A rapidly expanding research area involves the development of routes to shape programmable three-dimensional (3D) structures with feature sizes in the mesoscopic range (that is, between tens of nanometres and hundreds of micrometres). A goal is to establish methods to control the properties of materials systems and the function of devices, through not only static architectures, but also morphable structures and shape-shifting processes. Soft matter equipped with responsive components can switch between designed shapes, but cannot support the types of dynamic morphing capabilities needed to reproduce continuous shape-shifting processes of interest for many applications. Challenges lie in the establishment of 3D assembly/fabrication techniques compatible with wide classes of materials and 3D geometries, and schemes to program target shapes after fabrication. In this talk, I will introduce a mechanics-guided assembly approach that exploits controlled buckling for constructing complex 3D micro/nanostructures from patterned two-dimensional (2D) micro/nanoscale precursors that can be easily formed using established semiconductor technologies. This approach applies to a very broad set of materials (e.g., semiconductors, polymers, metals, and ceramics) and even their heterogeneous integration, over a wide range of length scales (e.g., from 100 nm to 10 cm). To allow realization of 3D mesostructures that are capable of qualitative shape reconfiguration, we devise a loading-path controlled strategy that relies on elastomer platforms deformed in different time sequences to elastically alter the 3D geometries of supported mesostructures via nonlinear buckling.
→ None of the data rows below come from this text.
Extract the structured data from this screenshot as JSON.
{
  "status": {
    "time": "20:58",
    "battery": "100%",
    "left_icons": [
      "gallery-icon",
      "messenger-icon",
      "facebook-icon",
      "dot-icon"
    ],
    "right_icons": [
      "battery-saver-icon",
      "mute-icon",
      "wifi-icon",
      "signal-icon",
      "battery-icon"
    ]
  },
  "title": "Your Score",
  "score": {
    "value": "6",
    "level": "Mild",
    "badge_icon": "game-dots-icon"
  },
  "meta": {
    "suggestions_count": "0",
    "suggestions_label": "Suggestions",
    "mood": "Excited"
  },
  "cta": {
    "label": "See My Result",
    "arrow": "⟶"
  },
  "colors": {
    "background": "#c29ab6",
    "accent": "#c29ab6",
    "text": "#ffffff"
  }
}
I will also introduce a recent work on shape programmable soft surface, constructed from a matrix of filamentary metal traces, driven by programmable, distributed electromagnetic forces that follow from the passage of electrical currents in the presence of a static magnetic field. Under the guidance of a mechanics model-based strategy to solve the inverse problem, the surface can morph into a wide range of 3D target shapes and shape-shifting processes. The compatibility of our approaches with the state-of-the-art fabrication/processing techniques, along with the versatile capabilities, allow transformation of diverse existing 2D microsystems into complex configurations, providing unusual design options in the development of novel functional devices.

Yonggang Huang received B.S. (1984) from Peking University, and M.S. (1987) and Ph.D. (1990) from Harvard University. He has taught at University of Arizona, Michigan Technological University, University of Illinois at Urbana-Champaign, and is the Jan and Marcia Achenbach Professor at Northwestern University. He has received awards for teaching and undergraduate student advising at all these universities. His current research interests include mechanics of stretchable electronics, and mechanics-guided deterministic 3D assembly. He is a member of US National Academy of Sciences, US National Academy of Engineering, American Academy of Arts and Sciences, a foreign member of Royal Society (London), Chinese Academy of Sciences, and Royal Society of Canada.